Premier: ‘I’m the granddaughter of survivors’

NSW Premier Gladys Berejiklian at Parliament House on Tuesday. Photo: Noel Kessel

AS the granddaughter of survivors of genocide, it was a poignant moment when NSW Premier Gladys Berejiklian addressed the multicultural media on Tuesday and declared that Holocaust education is “absolutely critical”.

Speaking to journalists at Parliament House, along with Minister for Multiculturalism Ray Williams, it was the first time Berejiklian had come face to face with multicultural media organisations, including The AJN, since assuming the state’s top job in January.

She spoke candidly about a multitude of topics, including her recent meeting with Israeli Prime Minister Benjamin Netanyahu, as well as her upbringing in a migrant family.

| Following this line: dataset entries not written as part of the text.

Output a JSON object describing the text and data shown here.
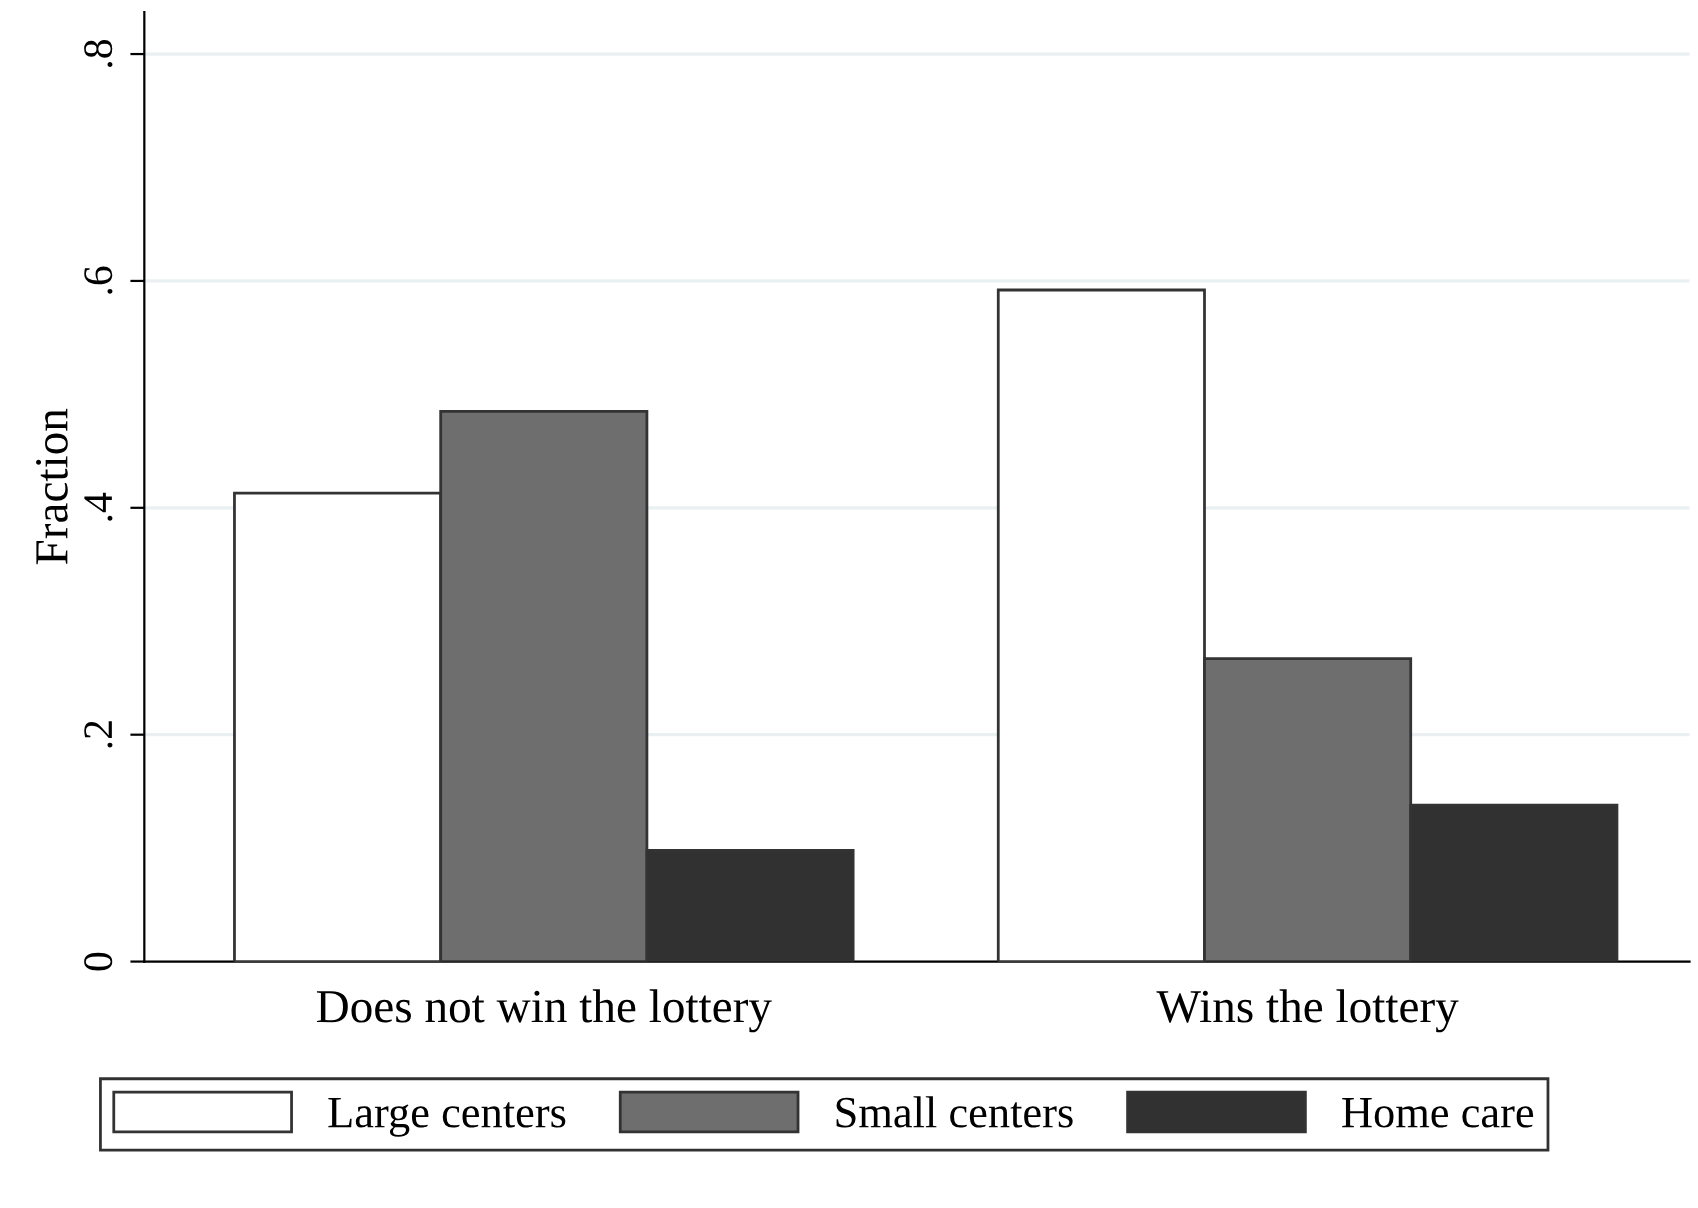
{
  "chart_data": {
    "type": "bar",
    "ylabel": "Fraction",
    "categories": [
      "Does not win the lottery",
      "Wins the lottery"
    ],
    "series": [
      {
        "name": "Large centers",
        "color": "#ffffff",
        "values": [
          0.413,
          0.592
        ]
      },
      {
        "name": "Small centers",
        "color": "#6e6e6e",
        "values": [
          0.485,
          0.267
        ]
      },
      {
        "name": "Home care",
        "color": "#313131",
        "values": [
          0.098,
          0.138
        ]
      }
    ],
    "ylim": [
      0,
      0.837
    ],
    "yticks": [
      {
        "value": 0,
        "label": "0"
      },
      {
        "value": 0.2,
        "label": ".2"
      },
      {
        "value": 0.4,
        "label": ".4"
      },
      {
        "value": 0.6,
        "label": ".6"
      },
      {
        "value": 0.8,
        "label": ".8"
      }
    ],
    "grid": "y",
    "legend": "bottom"
  }
}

Berejiklian was born in Sydney to Armenian parents who migrated to Australia in the 1960s – her mother’s family from Jerusalem and her father’s family from Aleppo.

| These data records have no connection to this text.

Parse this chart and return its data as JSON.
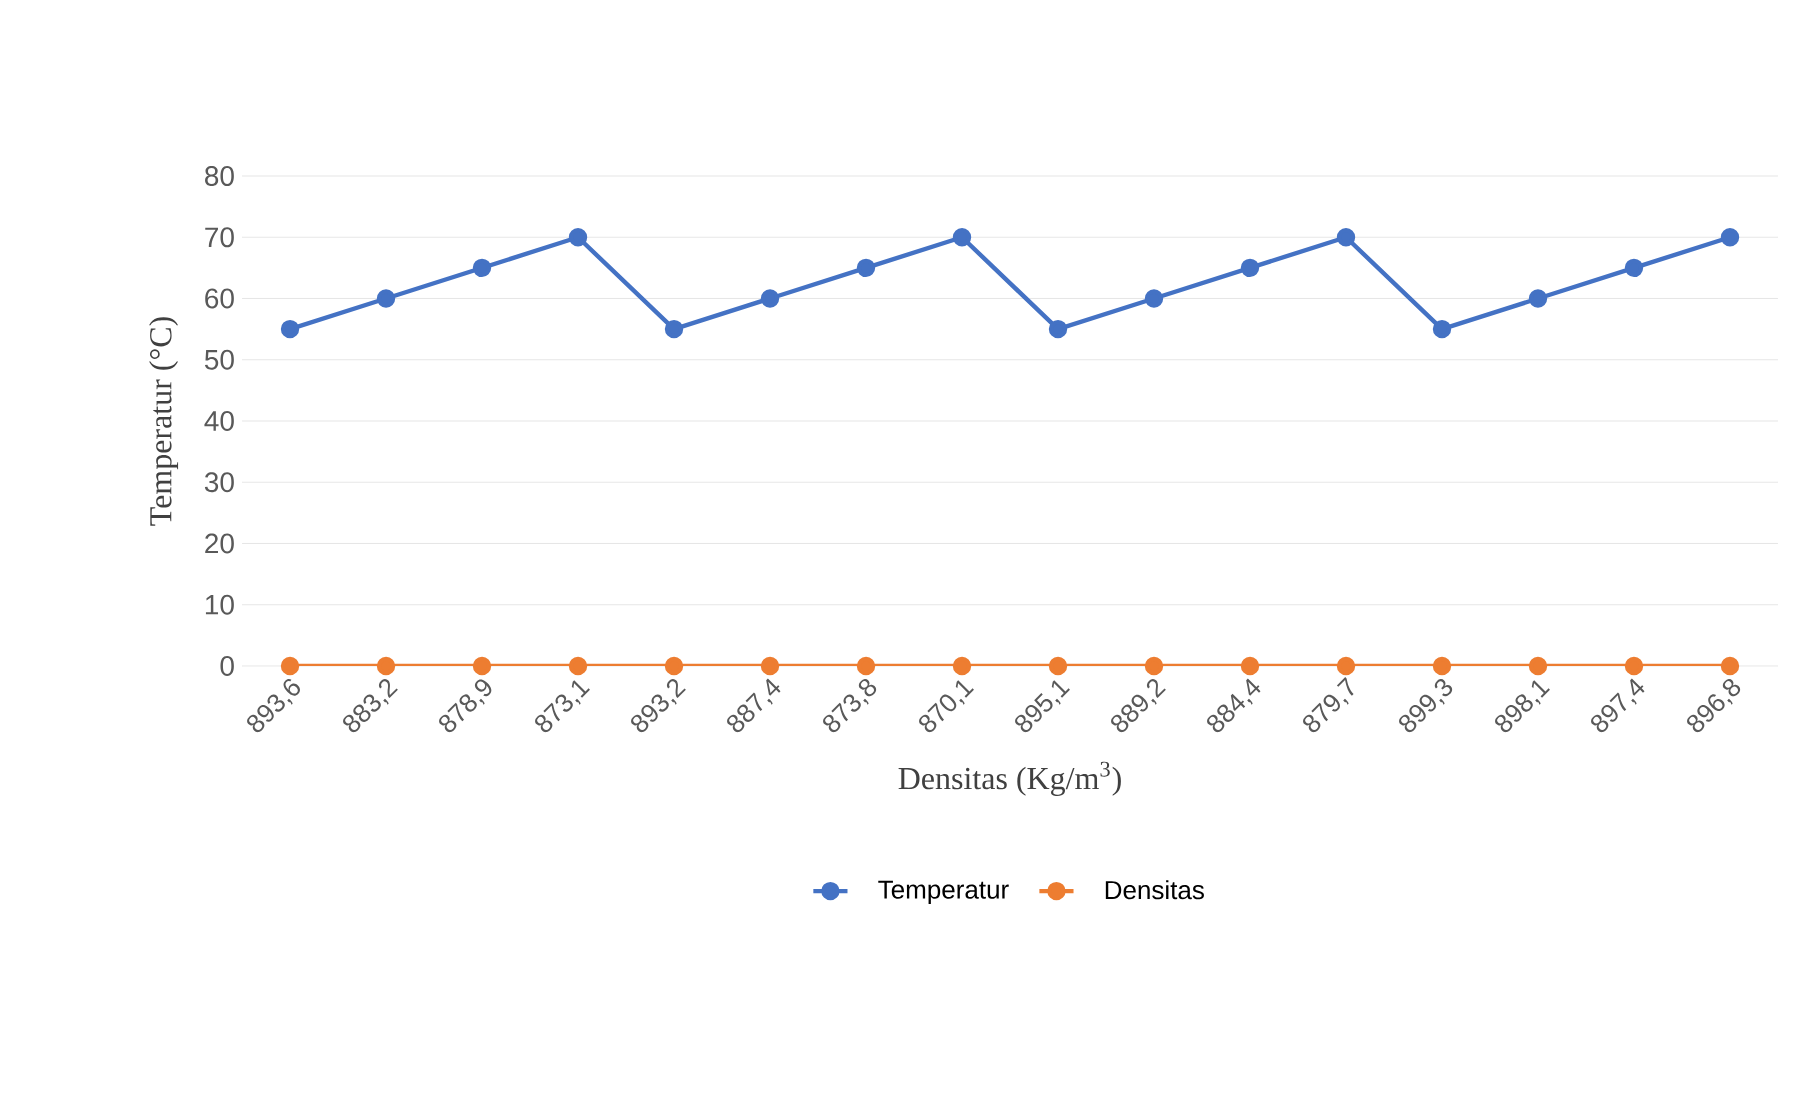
{
  "chart_data": {
    "type": "line",
    "xlabel": "Densitas (Kg/m$^{3}$)",
    "ylabel": "Temperatur (°C)",
    "categories": [
      "893,6",
      "883,2",
      "878,9",
      "873,1",
      "893,2",
      "887,4",
      "873,8",
      "870,1",
      "895,1",
      "889,2",
      "884,4",
      "879,7",
      "899,3",
      "898,1",
      "897,4",
      "896,8"
    ],
    "series": [
      {
        "name": "Temperatur",
        "color": "#4472c4",
        "values": [
          55,
          60,
          65,
          70,
          55,
          60,
          65,
          70,
          55,
          60,
          65,
          70,
          55,
          60,
          65,
          70
        ]
      },
      {
        "name": "Densitas",
        "color": "#ed7d31",
        "values": [
          0,
          0,
          0,
          0,
          0,
          0,
          0,
          0,
          0,
          0,
          0,
          0,
          0,
          0,
          0,
          0
        ]
      }
    ],
    "ylim": [
      0,
      80
    ],
    "yticks": [
      0,
      10,
      20,
      30,
      40,
      50,
      60,
      70,
      80
    ],
    "grid": "y",
    "legend": "bottom",
    "marker": "circle",
    "line_style": "solid"
  }
}
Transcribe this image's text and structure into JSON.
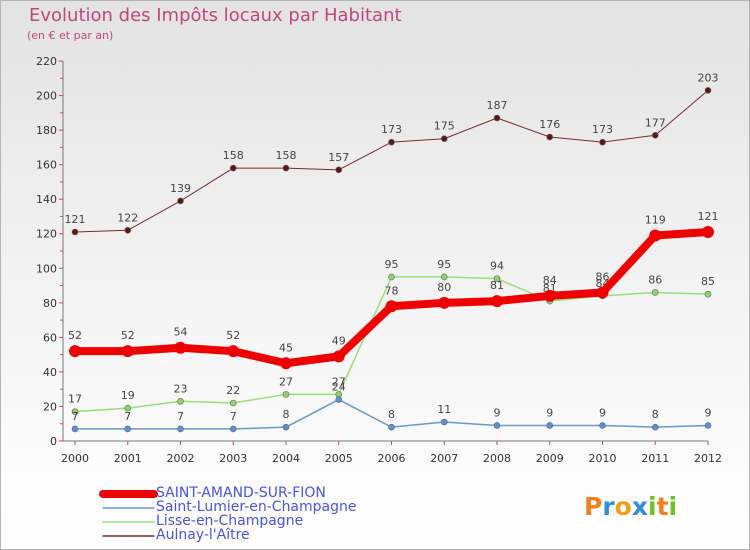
{
  "header": {
    "title": "Evolution des Impôts locaux par Habitant",
    "subtitle": "(en € et par an)"
  },
  "logo": {
    "text": "Proxiti",
    "letters": [
      "P",
      "r",
      "o",
      "x",
      "i",
      "t",
      "i"
    ],
    "colors": [
      "#f08020",
      "#2f8fd8",
      "#f0a020",
      "#2f8fd8",
      "#70c020",
      "#f08020",
      "#70c020"
    ]
  },
  "chart_data": {
    "type": "line",
    "title": "Evolution des Impôts locaux par Habitant",
    "subtitle": "(en € et par an)",
    "xlabel": "",
    "ylabel": "",
    "ylim": [
      0,
      220
    ],
    "yticks": [
      0,
      20,
      40,
      60,
      80,
      100,
      120,
      140,
      160,
      180,
      200,
      220
    ],
    "categories": [
      "2000",
      "2001",
      "2002",
      "2003",
      "2004",
      "2005",
      "2006",
      "2007",
      "2008",
      "2009",
      "2010",
      "2011",
      "2012"
    ],
    "series": [
      {
        "name": "Aulnay-l'Aître",
        "color": "#7a2a2a",
        "marker": "#5a1818",
        "width": 1,
        "values": [
          121,
          122,
          139,
          158,
          158,
          157,
          173,
          175,
          187,
          176,
          173,
          177,
          203
        ]
      },
      {
        "name": "Lisse-en-Champagne",
        "color": "#9ade7a",
        "marker": "#8ed46a",
        "width": 1.5,
        "values": [
          17,
          19,
          23,
          22,
          27,
          27,
          95,
          95,
          94,
          81,
          84,
          86,
          85
        ]
      },
      {
        "name": "Saint-Lumier-en-Champagne",
        "color": "#6a98c8",
        "marker": "#5a90d8",
        "width": 1.5,
        "values": [
          7,
          7,
          7,
          7,
          8,
          24,
          8,
          11,
          9,
          9,
          9,
          8,
          9
        ]
      },
      {
        "name": "SAINT-AMAND-SUR-FION",
        "color": "#ee0000",
        "marker": "#ee0000",
        "width": 8,
        "values": [
          52,
          52,
          54,
          52,
          45,
          49,
          78,
          80,
          81,
          84,
          86,
          119,
          121
        ]
      }
    ],
    "legend": {
      "placement": "bottom-left",
      "order": [
        "SAINT-AMAND-SUR-FION",
        "Saint-Lumier-en-Champagne",
        "Lisse-en-Champagne",
        "Aulnay-l'Aître"
      ]
    }
  }
}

When she started school she didn’t speak any English, but quickly picked it up.

“My parents always said to me, ‘Be a good citizen, be a good Australian but don’t forget your heritage and be proud of your heritage,’” she recalled.

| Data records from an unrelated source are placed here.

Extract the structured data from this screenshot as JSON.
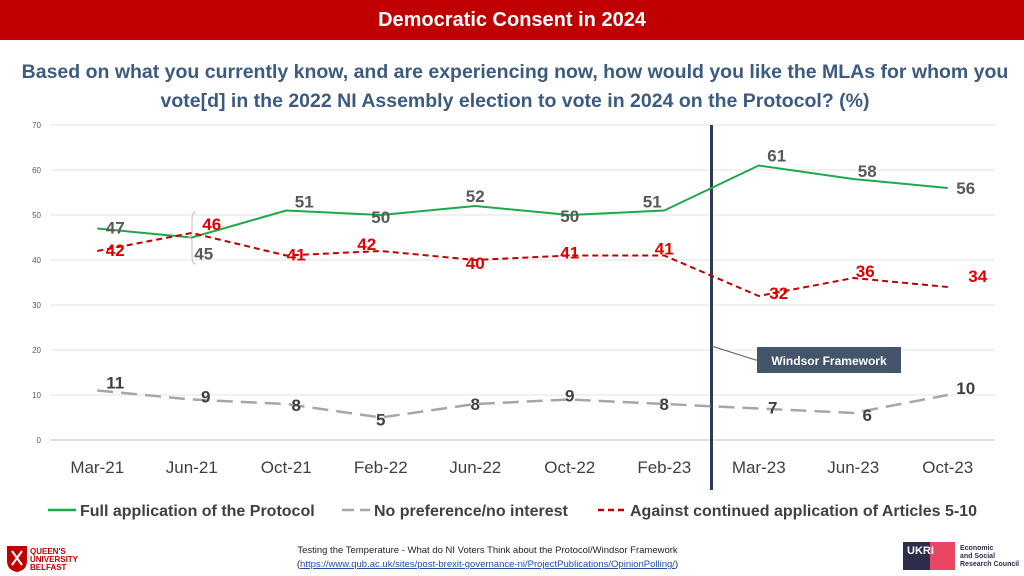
{
  "header": {
    "title": "Democratic Consent in 2024"
  },
  "subtitle": "Based on what you currently know, and are experiencing now, how would you like the MLAs for whom you vote[d] in the 2022 NI Assembly election to vote in 2024 on the Protocol? (%)",
  "chart_data": {
    "type": "line",
    "title": "Democratic Consent in 2024",
    "categories": [
      "Mar-21",
      "Jun-21",
      "Oct-21",
      "Feb-22",
      "Jun-22",
      "Oct-22",
      "Feb-23",
      "Mar-23",
      "Jun-23",
      "Oct-23"
    ],
    "y_ticks": [
      "0",
      "10",
      "20",
      "30",
      "40",
      "50",
      "60",
      "70"
    ],
    "ylim": [
      0,
      70
    ],
    "grid": true,
    "legend_position": "bottom",
    "series": [
      {
        "name": "Full application of the Protocol",
        "color": "#1fa84a",
        "dash": "solid",
        "values": [
          47,
          45,
          51,
          50,
          52,
          50,
          51,
          61,
          58,
          56
        ],
        "labels": [
          "47",
          "45",
          "51",
          "50",
          "52",
          "50",
          "51",
          "61",
          "58",
          "56"
        ],
        "label_color": "#595959"
      },
      {
        "name": "No preference/no interest",
        "color": "#a6a6a6",
        "dash": "long",
        "values": [
          11,
          9,
          8,
          5,
          8,
          9,
          8,
          7,
          6,
          10
        ],
        "labels": [
          "11",
          "9",
          "8",
          "5",
          "8",
          "9",
          "8",
          "7",
          "6",
          "10"
        ],
        "label_color": "#404040"
      },
      {
        "name": "Against continued application of Articles 5-10",
        "color": "#c00000",
        "dash": "short",
        "values": [
          42,
          46,
          41,
          42,
          40,
          41,
          41,
          32,
          36,
          34
        ],
        "labels": [
          "42",
          "46",
          "41",
          "42",
          "40",
          "41",
          "41",
          "32",
          "36",
          "34"
        ],
        "label_color": "#e00000"
      }
    ],
    "annotation": {
      "text": "Windsor Framework",
      "between": [
        "Feb-23",
        "Mar-23"
      ],
      "bg": "#44546a"
    }
  },
  "footer": {
    "line1": "Testing the Temperature - What do NI Voters Think about the Protocol/Windsor Framework",
    "line2_prefix": "(",
    "line2_link": "https://www.qub.ac.uk/sites/post-brexit-governance-ni/ProjectPublications/OpinionPolling/",
    "line2_suffix": ")"
  },
  "logos": {
    "qub_line1": "QUEEN'S",
    "qub_line2": "UNIVERSITY",
    "qub_line3": "BELFAST",
    "ukri": "UKRI",
    "esrc_line1": "Economic",
    "esrc_line2": "and Social",
    "esrc_line3": "Research Council"
  }
}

“That’s something that has stuck with me all of my life.”

Asked about her meeting last month with Netanyahu, Berejiklian said it was a “wonderful privilege”.

“We were really excited to have the exchanges we have in relation to young entrepreneurs visiting Israel and learning about start-ups and similarly Israel was very interested in our financial services sector, and how developed that is,” she said. “Clearly we have a lot to cooperate with.”

On the topic of Section 20D of the NSW Anti-Discrimination Act, which a number of community groups in NSW are arguing is “weak and ineffective” and urging the state government to fix, Berejiklian noted it is “under consideration”.

“We don’t have any concrete plans at this stage but we do appreciate the concerns raised by your community and others about that.”

Asked by The AJN about the importance of Shoah education, Berejiklian replied, “Holocaust education is absolutely critical.

“I’m the granddaughter of survivors of genocide so I appreciate the importance of that.

“So many communities around the world continue to suffer because not enough was done at the time to deny and to prevent those human tragedies.”

Stating, “You can’t put into words what the victims of the Holocaust or genocide have experienced,” she added, “I’m a strong believer that denial and lack of action by global communities allows perpetrators to keep doing these things.

“Unfortunately there are always instances around the globe. All of us can be more vigilant in speaking up and doing more.”